Todos los años decían lo mismo y chillaban de la misma manera y con idénticos
gestos y palabras, que se iban dando saltos de cabra por aquellas peñas. En
realidad, daba la impresión de que habían aceptado el papel de figurantas que
se les había concedido en aquella obra, las manos formando bocina y la frase
prolongada y solemne, como en un corifeo griego. Ahora bien, aunque pusieran
cara de enfado y amenazaran con castigos, en el fondo también estaban felices
de cumplir con su guioncito, que, dicho sea de paso, hacían estupendamente. En
su homenaje diremos que el día del santo no hubiera sido lo mismo sin su
colaboración.
No era preciso que a nadie se
le advirtiese de que había llegado la hora de las comidas. Entre el vientecillo
general del día, sano para asmáticos y fumadores empedernidos, pasaba al asalto
sin piedad un pegajoso vapor de pollo frito y arroces en ebullición,
violentamente sustituido por una tormenta de olor a carne y embutido asados a
la brasa. Estos olores, según la dirección que llevase el viento ese día,
inundaban toda la comarca con su nubecilla azul, abriéndose paso entre trochas
y barrancos. Esta era la comida que se preparaban los músicos. Como eran
músicos (gente dada a la bohemia y a hacer las cosas a destiempo, según es
sabido) comían tan tarde que aquellas fragancias venían a acompañar siempre la
hora de la siesta en todo el caserío. Había tanto silencio entonces que hasta
las mismas cigarras se callaban para escuchar atentamente el roer de los
últimos huesecillos en la boca de los miembros de la banda.

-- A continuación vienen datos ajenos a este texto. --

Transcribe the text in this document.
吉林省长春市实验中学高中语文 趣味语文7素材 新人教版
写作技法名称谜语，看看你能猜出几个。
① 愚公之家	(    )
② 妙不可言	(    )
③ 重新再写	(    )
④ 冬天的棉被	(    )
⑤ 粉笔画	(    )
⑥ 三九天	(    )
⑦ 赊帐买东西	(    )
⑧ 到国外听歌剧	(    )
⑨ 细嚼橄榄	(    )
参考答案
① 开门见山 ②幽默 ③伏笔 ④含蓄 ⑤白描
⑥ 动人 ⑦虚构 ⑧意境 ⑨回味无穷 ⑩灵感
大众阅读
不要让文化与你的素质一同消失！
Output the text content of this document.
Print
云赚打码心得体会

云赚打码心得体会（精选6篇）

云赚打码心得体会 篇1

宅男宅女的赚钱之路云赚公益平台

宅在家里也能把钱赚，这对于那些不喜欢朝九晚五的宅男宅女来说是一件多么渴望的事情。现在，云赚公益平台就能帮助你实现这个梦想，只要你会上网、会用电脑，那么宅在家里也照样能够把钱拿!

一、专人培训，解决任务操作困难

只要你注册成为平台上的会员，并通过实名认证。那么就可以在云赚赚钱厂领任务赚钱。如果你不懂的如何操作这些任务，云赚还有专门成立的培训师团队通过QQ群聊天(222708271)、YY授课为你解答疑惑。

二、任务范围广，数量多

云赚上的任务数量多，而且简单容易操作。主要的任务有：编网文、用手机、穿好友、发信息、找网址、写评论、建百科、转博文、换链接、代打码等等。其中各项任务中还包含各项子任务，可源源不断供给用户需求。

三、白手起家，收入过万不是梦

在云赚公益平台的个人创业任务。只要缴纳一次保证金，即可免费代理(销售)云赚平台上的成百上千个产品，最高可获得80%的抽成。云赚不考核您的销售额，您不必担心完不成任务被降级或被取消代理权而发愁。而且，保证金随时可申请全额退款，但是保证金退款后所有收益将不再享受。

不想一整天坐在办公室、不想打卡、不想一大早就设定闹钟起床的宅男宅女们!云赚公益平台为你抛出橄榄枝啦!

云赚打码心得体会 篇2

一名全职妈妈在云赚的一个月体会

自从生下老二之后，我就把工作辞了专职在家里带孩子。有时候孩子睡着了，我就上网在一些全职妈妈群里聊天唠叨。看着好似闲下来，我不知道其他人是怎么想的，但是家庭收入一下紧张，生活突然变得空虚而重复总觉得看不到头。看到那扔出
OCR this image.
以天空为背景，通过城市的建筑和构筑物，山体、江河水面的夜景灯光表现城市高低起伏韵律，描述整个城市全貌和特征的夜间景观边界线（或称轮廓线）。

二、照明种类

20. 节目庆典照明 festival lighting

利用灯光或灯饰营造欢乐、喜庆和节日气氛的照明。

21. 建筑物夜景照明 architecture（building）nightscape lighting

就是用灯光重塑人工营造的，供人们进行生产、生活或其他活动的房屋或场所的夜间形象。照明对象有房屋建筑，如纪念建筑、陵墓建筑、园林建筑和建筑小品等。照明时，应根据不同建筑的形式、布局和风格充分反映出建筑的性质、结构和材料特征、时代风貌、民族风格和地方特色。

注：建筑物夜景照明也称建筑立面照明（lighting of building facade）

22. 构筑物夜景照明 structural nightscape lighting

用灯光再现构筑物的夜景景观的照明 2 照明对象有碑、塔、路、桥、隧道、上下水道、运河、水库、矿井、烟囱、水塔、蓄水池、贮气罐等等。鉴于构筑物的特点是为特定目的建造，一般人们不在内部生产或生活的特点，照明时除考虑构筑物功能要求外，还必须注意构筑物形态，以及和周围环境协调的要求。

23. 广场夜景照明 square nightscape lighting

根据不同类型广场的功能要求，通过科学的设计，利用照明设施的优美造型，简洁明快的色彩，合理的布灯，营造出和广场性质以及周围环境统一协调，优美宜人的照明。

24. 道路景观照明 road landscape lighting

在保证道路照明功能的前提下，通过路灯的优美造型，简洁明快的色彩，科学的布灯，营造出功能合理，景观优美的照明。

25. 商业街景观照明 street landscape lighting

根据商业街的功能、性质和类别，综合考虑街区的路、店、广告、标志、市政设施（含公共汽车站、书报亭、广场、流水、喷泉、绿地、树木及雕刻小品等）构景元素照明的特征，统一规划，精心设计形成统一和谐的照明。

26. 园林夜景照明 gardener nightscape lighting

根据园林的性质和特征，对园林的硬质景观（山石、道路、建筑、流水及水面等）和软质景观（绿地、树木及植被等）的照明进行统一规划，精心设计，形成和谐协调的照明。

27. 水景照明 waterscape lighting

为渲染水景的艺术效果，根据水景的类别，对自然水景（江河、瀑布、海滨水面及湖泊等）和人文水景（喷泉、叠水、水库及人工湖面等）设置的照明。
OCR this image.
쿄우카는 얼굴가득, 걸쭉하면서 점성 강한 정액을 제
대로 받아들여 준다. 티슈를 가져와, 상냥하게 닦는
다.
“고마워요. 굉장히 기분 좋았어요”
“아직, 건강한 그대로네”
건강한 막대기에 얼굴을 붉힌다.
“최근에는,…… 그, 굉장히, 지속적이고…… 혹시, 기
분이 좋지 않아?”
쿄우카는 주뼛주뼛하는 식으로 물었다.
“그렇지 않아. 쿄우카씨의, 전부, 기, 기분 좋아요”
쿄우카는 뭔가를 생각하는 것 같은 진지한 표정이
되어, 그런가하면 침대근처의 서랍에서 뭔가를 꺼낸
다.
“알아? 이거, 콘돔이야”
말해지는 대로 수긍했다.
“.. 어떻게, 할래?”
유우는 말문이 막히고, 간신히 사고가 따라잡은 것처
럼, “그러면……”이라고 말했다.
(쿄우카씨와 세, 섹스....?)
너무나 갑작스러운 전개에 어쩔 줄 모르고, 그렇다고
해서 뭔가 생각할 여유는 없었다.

No sé si imaginar qué efecto
producirían todas estas comilonas, de donde eran reinas la morcilla y la
panceta, sobre los viejos restos humanos esparcidos en lo que fuera cementerio
árabe, mirando a la Meca. Cada dieciséis de agosto los fragmentados esqueletos
se removerían en sus cuevas oscuras y murmurarían sobre esos bárbaros que,
además de expulsar a sus hijos de estas tierras, los torturaban siglos después
de muertos. Alguno habría en aquellas humedades, con más genio que los demás,
que se encomendaría al profeta Mahoma por ver de convocar en todo el valle una
nueva guerra santa.
También es muy posible que, año tras año, llegado ese
momento, se cruzarían miradas de complicidad unos con otros, sobre todo los más
viejos, como diciéndose que todos los veranos aquel individuo tenía que dar la
nota. Seguro que se había muerto joven y de alguna enfermedad nerviosa. Después
de lo cual, se darían las espaldas entre sí, como matrimonios que comparten el
lecho, y agarrándose aún a sus últimos recuerdos, cada cual haría oídos sordos
a las fiestas e intentaría coger todavía el sueño eterno.